DIÁRIO – Como sociólogo, como o sr. enxergou as manifestações populares em junho em todo o Brasil? E qual deveria ter sido o caminho adotado pelas autoridades públicas? Acredita em mais manifestações durante a realização da Copa do Mundo?

FHC – A forma adotada pelas manifestações de junho e julho tem a ver com as mudanças tecnológicas: com a presença crescente da internet e com as mobilizações por esse meio, que saltam as organizações.

A motivação tem a ver com o sentimento de mal-estar gerado pelo acúmulo de problemas, sobretudo urbanos, dada a pouca eficiência dos serviços públicos (Segurança, Transportes, Saúde, Educação e mesmo de acesso à web) e pelo sentimento difuso de muitos gastos desnecessários, inclusive na Copa, e muita corrupção. 

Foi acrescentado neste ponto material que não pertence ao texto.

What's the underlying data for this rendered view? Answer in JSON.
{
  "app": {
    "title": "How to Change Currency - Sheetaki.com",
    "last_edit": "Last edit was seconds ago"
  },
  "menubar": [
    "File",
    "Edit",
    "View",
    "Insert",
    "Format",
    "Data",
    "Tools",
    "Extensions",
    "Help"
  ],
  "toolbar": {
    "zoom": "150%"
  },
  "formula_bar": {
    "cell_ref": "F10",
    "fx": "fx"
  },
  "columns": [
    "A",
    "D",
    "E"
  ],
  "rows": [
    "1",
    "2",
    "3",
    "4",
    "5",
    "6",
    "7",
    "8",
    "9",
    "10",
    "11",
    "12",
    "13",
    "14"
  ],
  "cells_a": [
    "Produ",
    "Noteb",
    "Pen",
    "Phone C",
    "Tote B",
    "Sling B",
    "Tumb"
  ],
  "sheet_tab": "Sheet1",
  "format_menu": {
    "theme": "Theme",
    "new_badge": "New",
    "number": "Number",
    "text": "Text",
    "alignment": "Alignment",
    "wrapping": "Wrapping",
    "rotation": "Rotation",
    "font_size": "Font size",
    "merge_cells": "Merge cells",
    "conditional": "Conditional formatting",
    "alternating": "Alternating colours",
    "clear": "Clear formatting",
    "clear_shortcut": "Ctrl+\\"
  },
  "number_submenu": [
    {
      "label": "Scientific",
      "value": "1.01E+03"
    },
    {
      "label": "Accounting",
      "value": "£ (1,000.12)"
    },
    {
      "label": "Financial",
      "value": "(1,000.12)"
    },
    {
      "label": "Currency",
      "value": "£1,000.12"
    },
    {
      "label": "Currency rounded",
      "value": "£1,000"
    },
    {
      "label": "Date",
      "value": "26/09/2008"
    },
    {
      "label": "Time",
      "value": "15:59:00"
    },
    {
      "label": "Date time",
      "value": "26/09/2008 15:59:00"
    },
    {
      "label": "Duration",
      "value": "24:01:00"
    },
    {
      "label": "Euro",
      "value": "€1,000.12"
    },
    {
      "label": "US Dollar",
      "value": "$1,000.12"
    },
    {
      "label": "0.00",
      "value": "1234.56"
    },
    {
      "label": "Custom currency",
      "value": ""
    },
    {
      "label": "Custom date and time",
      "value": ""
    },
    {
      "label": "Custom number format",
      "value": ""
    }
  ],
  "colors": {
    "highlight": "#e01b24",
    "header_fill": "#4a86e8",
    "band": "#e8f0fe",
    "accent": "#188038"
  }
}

Não foi um movimento dirigido contra este ou aquele partido ou contra tal ou qual detentor do poder, foi mais geral. Como tudo isso persiste, não é de espantar que as manifestações voltem a ocorrer. Aliás, quase diariamente há incêndio de ônibus e viaturas nas várias cidades do País.

DIÁRIO – O sr. acredita que ainda há chance de sair a reforma política neste ano? E o que falta para que ela possa finalmente ser votada? Quais os pontos o sr. acha fundamentais que deveriam ser implementados?

FHC – Não, não acredito. Nenhum partido nem qualquer liderança com poder de Estado está realmente empenhado em reforma alguma. Enquanto isso, o sistema político como um todo vai perdendo a confiança do povo, o que é preocupante.

DIÁRIO – O PSDB enfrentou dificuldades internas de unidade nas últimas eleições presidenciais, o que contribuiu para as derrotas nas urnas. Como vê o partido para as eleições deste ano? Eduardo Campos é adversário ou futuro aliado em provável segundo turno? E em São Paulo, enxerga favoritismo do governador Geraldo Alckmin?

FHC – Desta vez o PSDB está unido, ninguém mais disputa a condição de candidato com Aécio Neves. Espero que Eduardo seja aliado no segundo turno. Há melhores condições de vitória hoje do que no passado: o governo Dilma está desgastado, há fadiga de material e tanto Eduardo como a ex-senadora Marina Silva (PSB) se deslocaram do bloco que pode ir para a oposição.

DIÁRIO – Logo após vitória de Dilma Rousseff (PT), o então presidente Lula disse em discurso que iria mostrar como se comporta um ex-presidente. Hoje, que avaliação o sr. faz dessa fala dele?

FHC – De fato, o ex-presidente mostrou como, em geral, seus companheiros de condição se comportam: não se conformam em deixar o poder e continuam loucos para entrar em novas campanhas eleitorais.